The only problem of course, in this Benthamite ethcial world, is that the state never arises, and of course, no one group of people has EVER had the right answer for everyone else - without including everyone else's wisdom in the decision.

So instead it's down with thought, the death of the American experiment soon to follow.


  1. Dang right. And instead of news, we have whatever sensationalist crap will titillate the masses, and the most popular thing on TV isn't even acting anymore, which could be construed as a form of art, but rather we have reality TV with a high catfight quotient. We are getting what we deserve, I'm afraid.

  2. Indeed..

    And of course, much of reality TV is selected scenes designed to highlight the frailties of others, I suppose to make us feel better about ourselves by laughing at others.

  3. or is it that we've gotten what we chose. The American drive through, instant gratification, gotta have it now life style that only has time for a sound bite campaign. It seems easier to control the opinions of folks with short attention spans using scare tactics and labels through the mass media. It reminds me of the book Hope for the Flowers. Most of the caterpillars climb a column formed from the bodies of other caterpillars hoping to reach the top so they can live the "best" life and be "fulfilled". The few who make it to the top discover there's nothing there and are eventually thrown down by the striving masses below. One odd caterpillar decides to climb back down and discovers the true path to fulfillment is to follow her own path; transformation into a butterfly. But you know you can't pick that up at the drive through.

  4. lhbinshi,

    I think the caterpiller analogy is an appropriate one, in that we all seem to have bought into the idea that WE (ourselves) deserve better than the rest for some particular talent, and that we are better or special, in our way.

    There is little wrong with having a positive self-image - as long as it doesn't become base hubris - but in the 1960's (and 50's) there was little class envy, because there simply were very VERY few wealthy people- we were able to access the same goods, same vacations, and live in a pretty similar lifestyle, as our neighbors. We didn't drive by mansions, or hear about the lavish lifestyles of lottery winners or CEO's. While I'm not advocating universal equanimity - I do think we'd be a far better place if the spread between the 'haves' and 'have nots' were smaller. BTW, this isn't a Utopian theory, it IS what we had, and it is what Europe, by and large, has now.
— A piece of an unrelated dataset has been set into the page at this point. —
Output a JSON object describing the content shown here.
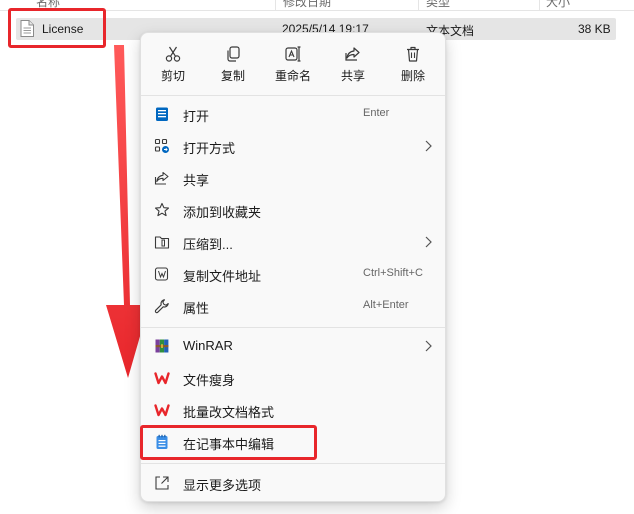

    Where we went astray is that we bought a line of intentional propoganda suggesting we 'worked harder' than the next guy, so we were rightfully jealous, resentful of them getting what they got (through unions, or even through public OR private pension programs, or a host of New Deal initiatives). The right preyed upon our baser nature to 'seek to do better than the jones' and called it good ole' competition.

    In the end, though, that competition simply destroyed labor's power, and created a nation where the vastly powerful are vastly rewarded, and the shift of profits has gone from something which was reasonable, to what it is now, which is rapacious. The culprit, however is as you say, ourselves. WE strive up and down that pole, only realizing late in life the hollowness of it.

  5. Good read. Almost as good a read as your comment over at Berg's blog.